Ms Jacqueline Minor, of the EC’s Representation to the UK, complained to the Press Complaints Commission that The Sun had inaccurately conflated the European Court of Justice and the European Court of Human Rights in a headline to an article on a decision by the ECtHR about whole-life sentences. She was particularly concerned that the inaccurate headline had been published only two weeks after the PCC had established another breach of the Code in a complaint by the European Commission on the same issue.

The PCC resolved the matter by facilitating a meeting between representatives of the EC and representatives of The Sun to discuss the error and broader concerns about the paper’s reporting of European human rights law and the EU. It was agreed that The Sun would devise and circulate a memo and graphic to staff, the terms of which were agreed with the complainant, explaining the differences between the two and emphasising that the inaccuracy should not be repeated.

Should’ve gone to Specsavers. Or maybe read our idiot’s guide part III.

And finally…

The Times reported (£) that

“[t]he right [sic] of hundreds of churches to sell their historic treasures to repair leaky roofs hangs on a landmark appeal over a 16th-century helmet. The Flemish helmet dating from 1500 had been in a village church in Hampshire but was sold at auction for £45,000 to a private buyer, to finance running costs and repairs.”

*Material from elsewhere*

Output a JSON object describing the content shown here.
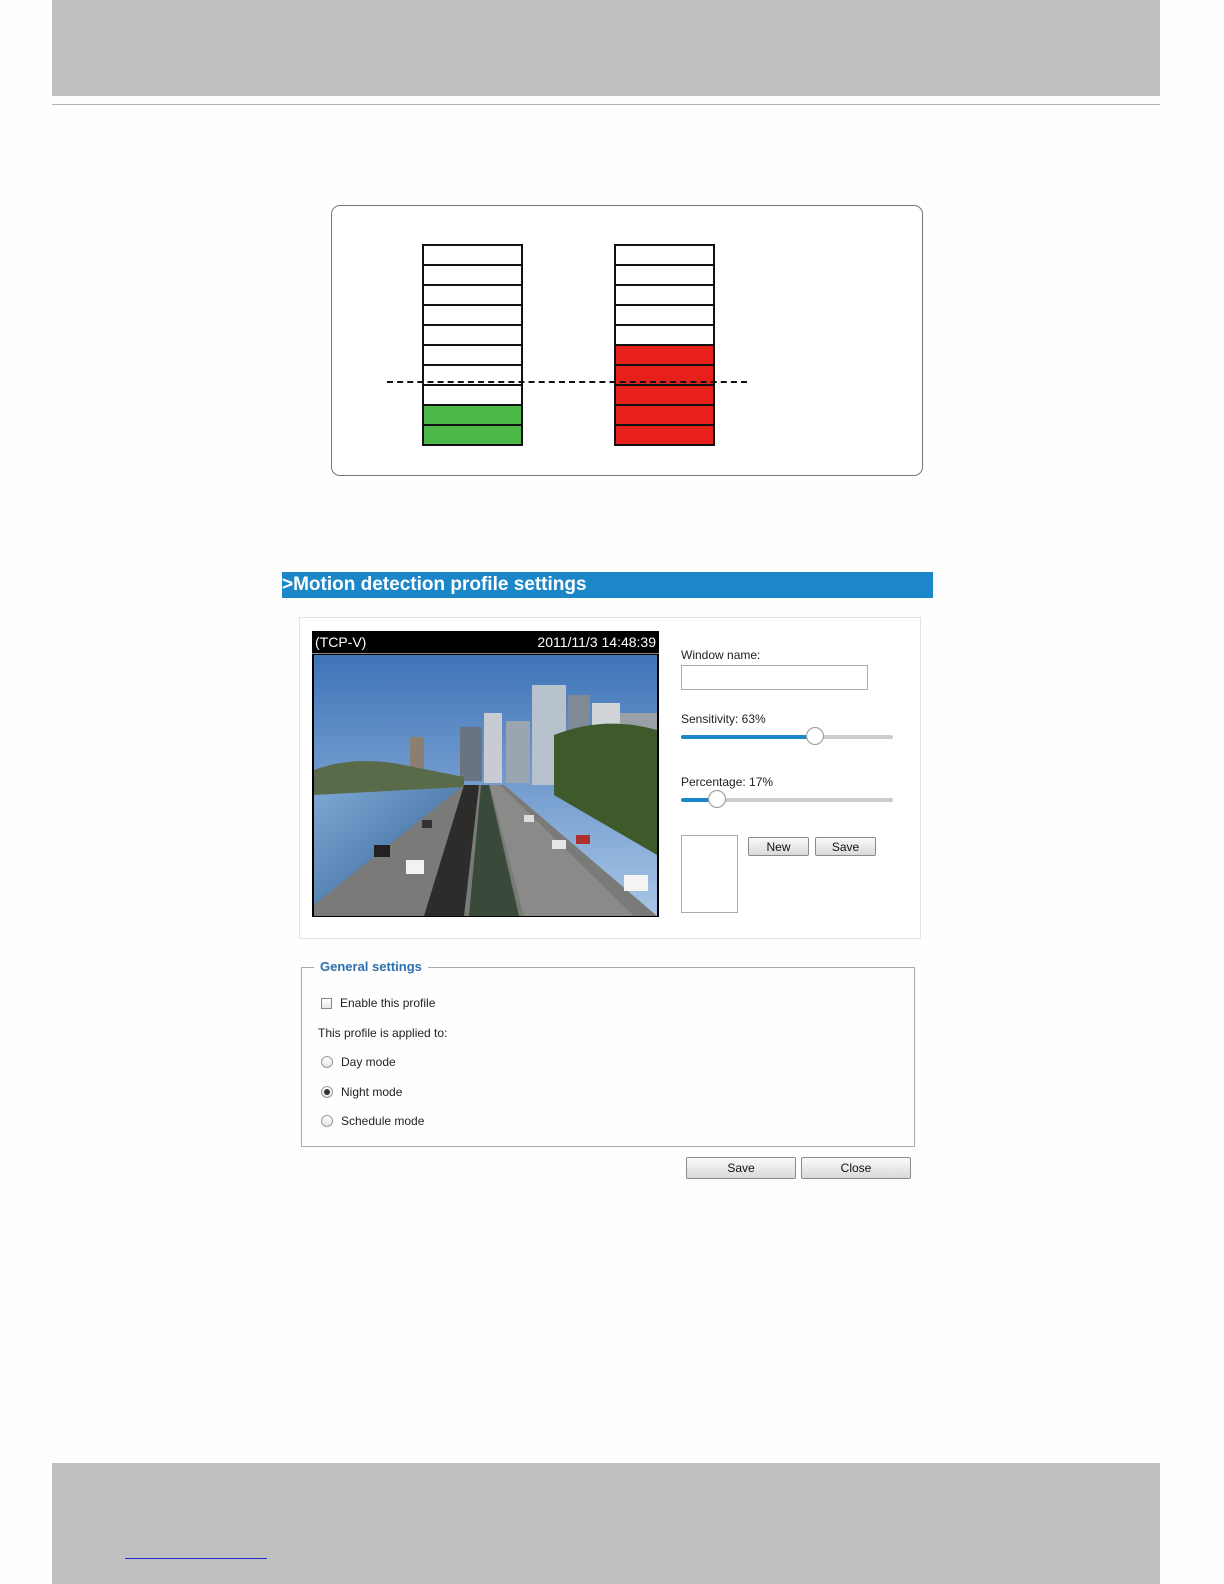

The proposed sale by the PCC of Wootton St Lawrence was deferred after the Church of England’s Church Buildings Council challenged it and it is currently the subject of an appeal to the Court of Arches. The complicating factor is that the helmet is no longer in the church: some 40 years ago it was removed from the tomb with which it was associated and taken to the Royal Armouries for safe-keeping.

But with great (well, a certain amount of) respect to The Times, Church of England congregations  do not have a “right … to sell their historic treasures”. They have a right to petition for a faculty to allow them to do so – which is a very different matter from a “right to sell”. Every faculty application is considered case by case: some are granted, some are rejected. That’s why there’s a system at all: on the one hand to prevent PCCs from treating as their own property the buildings and contents of which they are merely the temporary trustees and, on the other, to make sure that any central policy on disposals is operated in a way that is sensitive to local needs and conditions.

 

[1] The Church in Wales’s submission to the Silk Commission is available here.